What I liked about the book was the travelling component where the travellers are only allowed to travel to a certain period of time but not a specific date, instead they travel to a place at a specific year. The entire concept of travelling was well-executed and there were some limitations to it which made the story more complex. Another plus point about Passenger was that Alexandra Bracken took the opportunity to explore diverse cultures and weave each element of the different cultures featured in the book with one another. From the vibrant and bustling London to the lush beauty that is Damascus, Alexandra Bracken provides readers with an escapism that is both unforgettable and exciting.

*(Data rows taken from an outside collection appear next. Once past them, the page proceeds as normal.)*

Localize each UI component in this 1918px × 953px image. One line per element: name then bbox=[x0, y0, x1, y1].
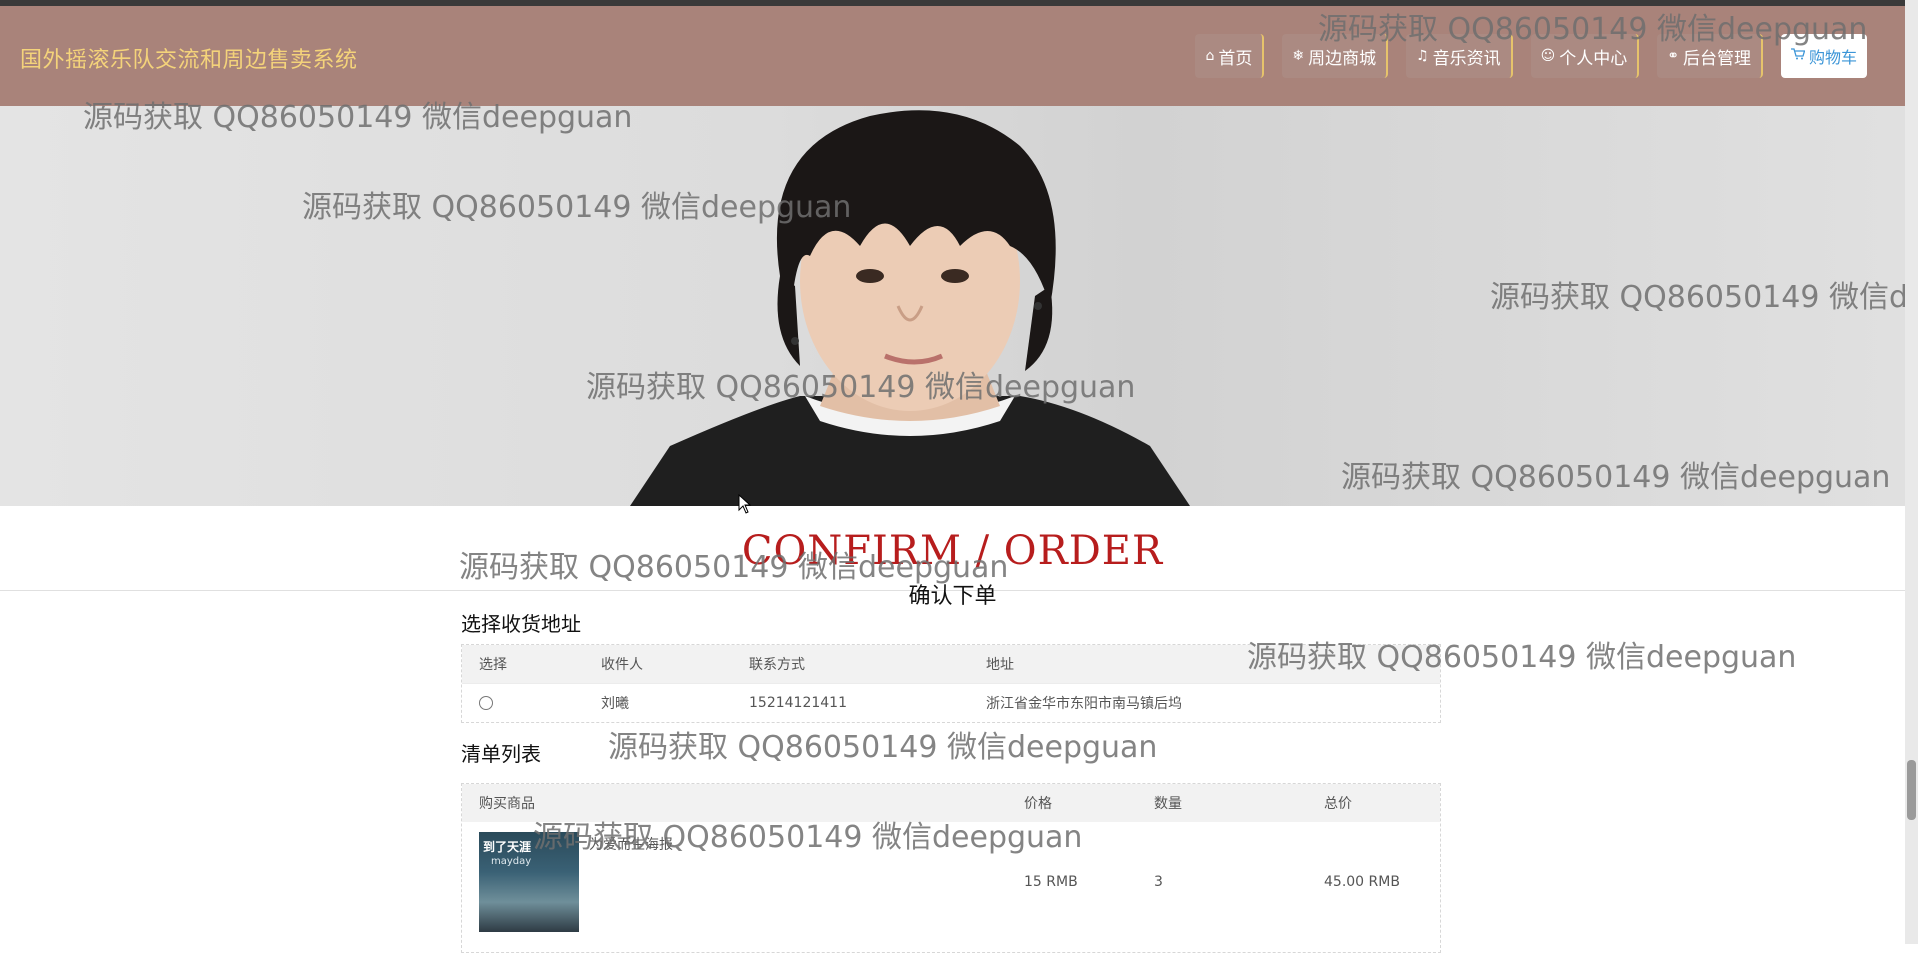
confirm-order-subtitle: 确认下单 bbox=[908, 584, 997, 609]
product-thumbnail[interactable]: 到了天涯 mayday bbox=[479, 832, 579, 932]
user-icon: ☺ bbox=[1540, 48, 1556, 64]
nav-home[interactable]: ⌂ 首页 bbox=[1195, 34, 1265, 78]
cart-table: 购买商品 价格 数量 总价 到了天涯 mayday 为爱而生海报 15 RMB … bbox=[461, 783, 1441, 953]
nav-cart-label: 购物车 bbox=[1808, 48, 1857, 67]
address-table-header: 选择 收件人 联系方式 地址 bbox=[462, 645, 1440, 683]
thumbnail-title: 到了天涯 bbox=[483, 840, 532, 854]
address-row[interactable]: 刘曦 15214121411 浙江省金华市东阳市南马镇后坞 bbox=[462, 683, 1440, 722]
cart-table-header: 购买商品 价格 数量 总价 bbox=[462, 784, 1440, 822]
nav-cart[interactable]: 购物车 bbox=[1780, 34, 1867, 78]
vertical-scrollbar[interactable] bbox=[1905, 0, 1918, 944]
mouse-cursor-icon bbox=[738, 494, 752, 514]
link-icon: ⚭ bbox=[1667, 48, 1679, 64]
navbar: 国外摇滚乐队交流和周边售卖系统 ⌂ 首页 ❄ 周边商城 ♫ 音乐资讯 ☺ 个人中… bbox=[0, 6, 1905, 106]
site-title[interactable]: 国外摇滚乐队交流和周边售卖系统 bbox=[20, 42, 358, 74]
nav-menu: ⌂ 首页 ❄ 周边商城 ♫ 音乐资讯 ☺ 个人中心 ⚭ 后台管理 购物车 bbox=[1195, 34, 1867, 78]
address-table: 选择 收件人 联系方式 地址 刘曦 15214121411 浙江省金华市东阳市南… bbox=[461, 644, 1441, 723]
nav-profile-label: 个人中心 bbox=[1559, 48, 1628, 69]
header-product: 购买商品 bbox=[479, 796, 535, 812]
header-select: 选择 bbox=[479, 657, 507, 673]
nav-admin-label: 后台管理 bbox=[1682, 48, 1751, 69]
cart-section-label: 清单列表 bbox=[461, 742, 541, 766]
thumbnail-subtitle: mayday bbox=[491, 856, 532, 867]
home-icon: ⌂ bbox=[1205, 48, 1215, 64]
nav-profile[interactable]: ☺ 个人中心 bbox=[1530, 34, 1640, 78]
nav-shop[interactable]: ❄ 周边商城 bbox=[1282, 34, 1389, 78]
product-name[interactable]: 为爱而生海报 bbox=[589, 834, 673, 854]
recipient-name: 刘曦 bbox=[601, 696, 629, 712]
header-quantity: 数量 bbox=[1154, 796, 1182, 812]
nav-music-news-label: 音乐资讯 bbox=[1432, 48, 1501, 69]
address-radio[interactable] bbox=[479, 696, 493, 710]
nav-shop-label: 周边商城 bbox=[1308, 48, 1377, 69]
product-total: 45.00 RMB bbox=[1324, 874, 1400, 890]
recipient-address: 浙江省金华市东阳市南马镇后坞 bbox=[986, 696, 1182, 712]
header-price: 价格 bbox=[1024, 796, 1052, 812]
product-quantity: 3 bbox=[1154, 874, 1163, 890]
confirm-order-title: CONFIRM / ORDER bbox=[741, 528, 1164, 574]
header-recipient: 收件人 bbox=[601, 657, 643, 673]
hero-banner bbox=[0, 106, 1905, 506]
header-address: 地址 bbox=[986, 657, 1014, 673]
recipient-phone: 15214121411 bbox=[749, 695, 847, 711]
nav-admin[interactable]: ⚭ 后台管理 bbox=[1657, 34, 1763, 78]
address-section-label: 选择收货地址 bbox=[461, 612, 581, 636]
nav-home-label: 首页 bbox=[1218, 48, 1253, 69]
music-icon: ♫ bbox=[1416, 48, 1429, 64]
banner-person-image bbox=[630, 110, 1190, 506]
header-contact: 联系方式 bbox=[749, 657, 805, 673]
cart-icon bbox=[1790, 48, 1806, 64]
watermark: 源码获取 QQ86050149 微信deepguan bbox=[608, 730, 1158, 765]
cart-item-row: 到了天涯 mayday 为爱而生海报 15 RMB 3 45.00 RMB bbox=[462, 822, 1440, 940]
product-price: 15 RMB bbox=[1024, 874, 1078, 890]
header-total: 总价 bbox=[1324, 796, 1352, 812]
snowflake-icon: ❄ bbox=[1292, 48, 1305, 64]
nav-music-news[interactable]: ♫ 音乐资讯 bbox=[1406, 34, 1513, 78]
scrollbar-thumb[interactable] bbox=[1907, 760, 1916, 820]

I hate to admit this, but reading Passenger was hard work because of its length but that is probably the only issue I have with the book. It was a bit too lengthy and at some points, I really wanted to skim the pages until the story picked up. The ending of the book was a clever surprise and it definitely got me invested enough to read the sequel, Wayfarer which will be out next spring.
“This was the danger, the seduction of time travel, she realized—it was the opportunity, the freedom of a thousand possibilities of where to live and how to start over. It was the beauty open to you in your life if you only stopped for a moment to look.”
The whole switch and pull thing with the romance between Etta and Nicholas was mediocre at best for me. What I didn’t appreciate was the insta-love which was quite cliched. But what upset me most was the lack of kissing! UGH. There should be a minimum amount of kissing in a book, guys. I didn’t really like Nicholas until I reached the half mark of the book because he was such a bundle of traits that I found him confusing at times. On the other hand, I like that Nicholas was of a diverse culture and it was such so clever of Alexandra Bracken to write about a coloured character’s point of view and the struggles he had to endure for having a darker shade of skin.
“What a privilege it was to never feel like you had to take stock of your surroundings, or gauge everyone’s reactions to the color of your skin.”
Other than these slight issues, I did enjoy Passenger because I am a sucker for books on time travel. The entire concept of time travel was well-written and Passenger is definitely a solid first instalment and I look forward to reading more about Etta and Nicholas’s adventures in Wayfarer. Despite the slow start, it was a tantalising, enrapturing read which stayed with me after I finished it.
I’d like to thank Pansing Singapore for sending me a copy for review.